Writers’ Strike Heats Up

LOS ANGELES The main trade group representing Hollywood producers railed against the economic impact of the writers’ strike action, which entered its seventh week.

“The below-the-line workers whose families depend entirely on our industry have already lost more than $200 million in the Los Angeles area alone, and the healthcare benefits for many of these families are now in real jeopardy because of the WGA strike,” the Alliance of Motion Picture & Television Producers said in a statement posted on the organization’s Web site.

“The working writers themselves have now lost more than $115 million, and these writers are no closer today to getting their fair share of new-media revenues than they were when the strike began,” the AMPTP said. “The economic impact to our regional economy is also growing. By January, the economic losses to the region will exceed $200 million a month, with as many as a third of the entertainment industry’s 250,000 jobs jeopardized.”

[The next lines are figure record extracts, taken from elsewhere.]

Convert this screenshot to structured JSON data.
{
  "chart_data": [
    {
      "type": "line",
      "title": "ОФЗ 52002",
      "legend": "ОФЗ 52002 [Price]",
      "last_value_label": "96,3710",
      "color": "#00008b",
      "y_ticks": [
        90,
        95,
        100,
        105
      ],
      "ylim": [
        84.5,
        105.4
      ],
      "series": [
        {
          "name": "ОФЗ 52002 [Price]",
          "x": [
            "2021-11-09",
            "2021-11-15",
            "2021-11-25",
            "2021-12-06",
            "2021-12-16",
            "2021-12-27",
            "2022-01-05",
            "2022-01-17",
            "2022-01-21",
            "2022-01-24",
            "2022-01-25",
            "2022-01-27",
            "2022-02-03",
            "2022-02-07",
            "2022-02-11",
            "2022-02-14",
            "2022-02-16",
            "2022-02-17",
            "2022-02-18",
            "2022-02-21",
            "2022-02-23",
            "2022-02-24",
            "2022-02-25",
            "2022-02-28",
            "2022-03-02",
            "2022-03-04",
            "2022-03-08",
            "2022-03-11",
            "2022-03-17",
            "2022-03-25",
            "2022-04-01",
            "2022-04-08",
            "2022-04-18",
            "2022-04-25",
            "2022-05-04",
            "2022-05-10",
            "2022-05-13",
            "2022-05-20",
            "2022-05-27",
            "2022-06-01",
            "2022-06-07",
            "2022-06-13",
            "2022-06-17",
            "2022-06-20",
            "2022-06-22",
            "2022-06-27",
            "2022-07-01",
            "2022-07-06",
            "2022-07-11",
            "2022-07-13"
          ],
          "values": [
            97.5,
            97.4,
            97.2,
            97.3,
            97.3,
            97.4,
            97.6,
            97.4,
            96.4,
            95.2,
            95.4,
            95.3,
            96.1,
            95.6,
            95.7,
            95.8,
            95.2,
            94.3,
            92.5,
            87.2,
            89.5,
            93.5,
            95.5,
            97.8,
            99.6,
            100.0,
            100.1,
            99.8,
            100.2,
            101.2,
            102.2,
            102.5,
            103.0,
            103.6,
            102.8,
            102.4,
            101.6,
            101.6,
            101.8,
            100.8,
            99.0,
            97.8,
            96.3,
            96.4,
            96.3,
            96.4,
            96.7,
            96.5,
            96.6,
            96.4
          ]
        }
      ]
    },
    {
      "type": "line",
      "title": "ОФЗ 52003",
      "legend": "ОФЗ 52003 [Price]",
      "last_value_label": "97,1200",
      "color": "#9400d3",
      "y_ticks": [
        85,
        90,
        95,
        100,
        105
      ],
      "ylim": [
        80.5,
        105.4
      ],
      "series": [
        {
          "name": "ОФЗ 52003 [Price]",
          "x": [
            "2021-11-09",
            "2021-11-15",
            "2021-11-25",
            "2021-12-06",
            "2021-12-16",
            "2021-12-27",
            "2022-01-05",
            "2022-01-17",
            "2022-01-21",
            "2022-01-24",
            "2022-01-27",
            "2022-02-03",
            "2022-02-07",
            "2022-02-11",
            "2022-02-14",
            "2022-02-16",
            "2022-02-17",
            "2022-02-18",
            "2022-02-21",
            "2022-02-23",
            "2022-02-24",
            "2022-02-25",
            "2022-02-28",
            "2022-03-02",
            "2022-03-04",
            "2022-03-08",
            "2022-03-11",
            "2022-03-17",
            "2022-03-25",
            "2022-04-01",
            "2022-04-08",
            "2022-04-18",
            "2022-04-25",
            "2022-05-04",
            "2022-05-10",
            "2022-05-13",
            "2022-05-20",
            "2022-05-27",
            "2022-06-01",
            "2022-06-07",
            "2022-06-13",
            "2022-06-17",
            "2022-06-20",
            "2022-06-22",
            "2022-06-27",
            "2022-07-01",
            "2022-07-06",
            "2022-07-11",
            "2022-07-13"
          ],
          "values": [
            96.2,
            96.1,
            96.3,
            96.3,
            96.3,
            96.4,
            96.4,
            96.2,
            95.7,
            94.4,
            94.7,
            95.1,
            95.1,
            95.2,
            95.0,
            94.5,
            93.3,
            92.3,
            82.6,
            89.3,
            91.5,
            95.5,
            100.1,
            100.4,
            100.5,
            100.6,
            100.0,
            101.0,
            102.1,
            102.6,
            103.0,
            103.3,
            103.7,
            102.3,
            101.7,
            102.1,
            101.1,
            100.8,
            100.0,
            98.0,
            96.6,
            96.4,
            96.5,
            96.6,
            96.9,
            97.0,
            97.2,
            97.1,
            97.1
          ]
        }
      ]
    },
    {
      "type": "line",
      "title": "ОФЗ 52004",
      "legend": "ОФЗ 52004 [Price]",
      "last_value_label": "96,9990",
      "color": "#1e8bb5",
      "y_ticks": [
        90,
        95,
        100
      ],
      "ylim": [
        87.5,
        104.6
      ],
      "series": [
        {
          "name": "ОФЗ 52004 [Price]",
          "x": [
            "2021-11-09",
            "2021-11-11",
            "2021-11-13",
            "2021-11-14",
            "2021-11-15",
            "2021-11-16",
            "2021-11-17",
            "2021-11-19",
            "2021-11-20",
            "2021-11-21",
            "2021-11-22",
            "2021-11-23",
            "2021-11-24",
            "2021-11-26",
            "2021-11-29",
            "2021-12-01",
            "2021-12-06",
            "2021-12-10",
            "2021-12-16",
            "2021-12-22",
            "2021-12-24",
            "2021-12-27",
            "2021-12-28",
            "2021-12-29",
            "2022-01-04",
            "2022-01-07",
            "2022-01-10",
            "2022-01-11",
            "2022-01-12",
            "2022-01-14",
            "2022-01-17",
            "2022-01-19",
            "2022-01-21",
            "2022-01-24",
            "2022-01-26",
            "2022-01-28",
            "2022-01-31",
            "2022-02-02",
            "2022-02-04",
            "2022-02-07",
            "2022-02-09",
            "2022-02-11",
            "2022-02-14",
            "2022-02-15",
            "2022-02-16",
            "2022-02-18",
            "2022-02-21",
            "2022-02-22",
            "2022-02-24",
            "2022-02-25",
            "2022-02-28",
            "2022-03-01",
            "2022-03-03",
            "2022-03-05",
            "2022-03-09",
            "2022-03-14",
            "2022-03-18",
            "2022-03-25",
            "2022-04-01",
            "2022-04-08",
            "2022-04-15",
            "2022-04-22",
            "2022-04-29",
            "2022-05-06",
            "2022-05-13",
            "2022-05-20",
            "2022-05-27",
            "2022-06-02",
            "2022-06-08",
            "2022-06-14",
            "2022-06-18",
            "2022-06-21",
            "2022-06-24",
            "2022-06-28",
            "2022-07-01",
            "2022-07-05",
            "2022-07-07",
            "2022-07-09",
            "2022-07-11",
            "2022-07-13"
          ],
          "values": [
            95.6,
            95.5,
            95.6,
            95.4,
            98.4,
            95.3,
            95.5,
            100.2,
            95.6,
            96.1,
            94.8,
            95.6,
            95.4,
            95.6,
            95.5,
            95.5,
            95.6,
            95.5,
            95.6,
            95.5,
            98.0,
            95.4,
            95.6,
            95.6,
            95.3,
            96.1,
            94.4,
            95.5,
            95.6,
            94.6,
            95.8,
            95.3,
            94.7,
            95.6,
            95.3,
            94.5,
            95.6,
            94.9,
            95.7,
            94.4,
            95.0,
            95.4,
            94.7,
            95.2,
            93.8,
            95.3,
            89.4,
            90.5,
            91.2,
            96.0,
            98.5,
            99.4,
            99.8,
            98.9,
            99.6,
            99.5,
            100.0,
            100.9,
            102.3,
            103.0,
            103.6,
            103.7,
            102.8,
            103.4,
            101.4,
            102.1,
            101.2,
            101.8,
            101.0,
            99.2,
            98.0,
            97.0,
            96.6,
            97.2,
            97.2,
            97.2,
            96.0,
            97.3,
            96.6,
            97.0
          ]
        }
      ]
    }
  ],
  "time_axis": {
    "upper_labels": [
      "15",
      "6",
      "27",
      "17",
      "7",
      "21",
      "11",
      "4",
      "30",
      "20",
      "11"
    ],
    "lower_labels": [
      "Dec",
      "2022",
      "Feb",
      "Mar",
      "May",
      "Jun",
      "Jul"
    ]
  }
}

Separately, the Hollywood Post Alliance, a trade association of post house and equipment vendors, released a statement imploring the studios and the WGA to “resume talks and diligently negotiate until a settlement is reached.”

The HPA noted that post houses and their employees often are hired on a project-by-project basis, so when production ceases, so does post revenue and salaries.

“With a prolonged work stoppage and the associated economic hardship on this project-based workforce, the Hollywood entertainment industry stands to lose thousands of talented post-production workers as they seek alternative sources of income by changing careers or move to other locales where they can apply their craft,” the HPA said.

Elsewhere on the strike front, Screen Actors Guild president Alan Rosenberg issued a statement distributed to Writers Guild of America members and posted to the WGA’s Web site underscoring his group’s commitment to the strike by declaring, “Your fight is our fight.”

SAG members have regularly joined the WGA’s picket lines in New York and Los Angeles.

“As most television shows and motion pictures have shut down, actors are not working,” Rosenberg said in a message e-mailed to WGA members and posted on the WGA West’s Web site. “But we know that this fight is for the rights of all creative artists, and our collective future is at stake.

“We share your sound and reasonable goals for fair compensation for new-media formats, and we believe you are doing the right thing by taking a stand,” he said. “As 2007 comes to an end, please be assured [that] SAG will stand with you for as long as it takes.”